Facts and Fallacies About Selling: Fallacy #6: How salespeople learn


Fallacy #6: Salespeople can learn to effectively sell by reading books, watching videos, on-line learning, listening to experts, or simply emulating high-producers.

Reality:
Many of us grew up with comparisons to a perfect model. An accusatory “Why can’t you be more like (your sister, brother etc.) ” still rings in our ears. Trying to live up to a perfect model is an impossible dream. The implication is that there is a “right” way to sell. Searching for this elusive “right” way undermines an individual’s capacity to think for themselves. There is no “one size fits all recipe for success.”


Rookie salespeople and "wanna-be" athletes spend thousands of dollars on videos hoping professionalism will somehow rub off on them. They rarely watch the whole program. If you doubt this, visit a used book store or yard sale and notice how many self-help books, videos and CD’s are in pristine condition. Incidentally, individuals who actually put these tools to work would not let their dog-eared books or worn out videos out of their personal library.

Only by thinking through their own selling issues and applying sound principles do salespeople (and athletes) dramatically improve their performance.
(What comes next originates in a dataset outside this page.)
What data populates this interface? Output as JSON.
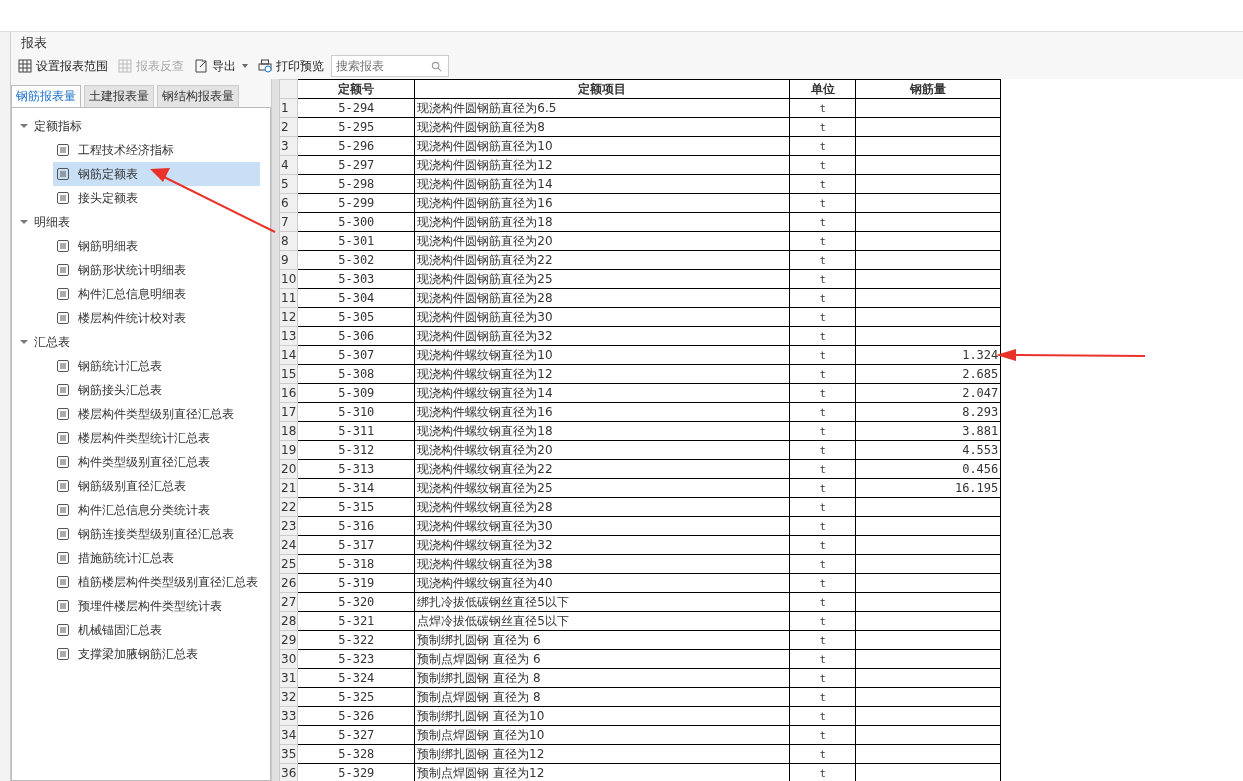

This process requires high-level teaching and coaching skills – a rarity in today’s quick-fix, "personal coaching" environment.

Few salespeople put into action what they see, read, or hear. Each salesperson is an individual and, as such, cannot hit aggressive targets by simply aping top producers. At best, they gain a few “tips” to incorporate into their current (ineffective) approaches. Lectures and videos about how selling “should be” are visually impressive, but are ineffective in creating blockbuster sales increases.

Short-term, "motivational" seminars have their place; but the danger is a person who actually believes these sessions have a long-term, competency improvement effect. Habits are formed one way and one way only - repetition. Repeatedly selling ineffectively simply entrenches ineffective selling habits. Watching the pros is helpful, but at some point, salespeople need to learn their craft by actually applying what they've learned.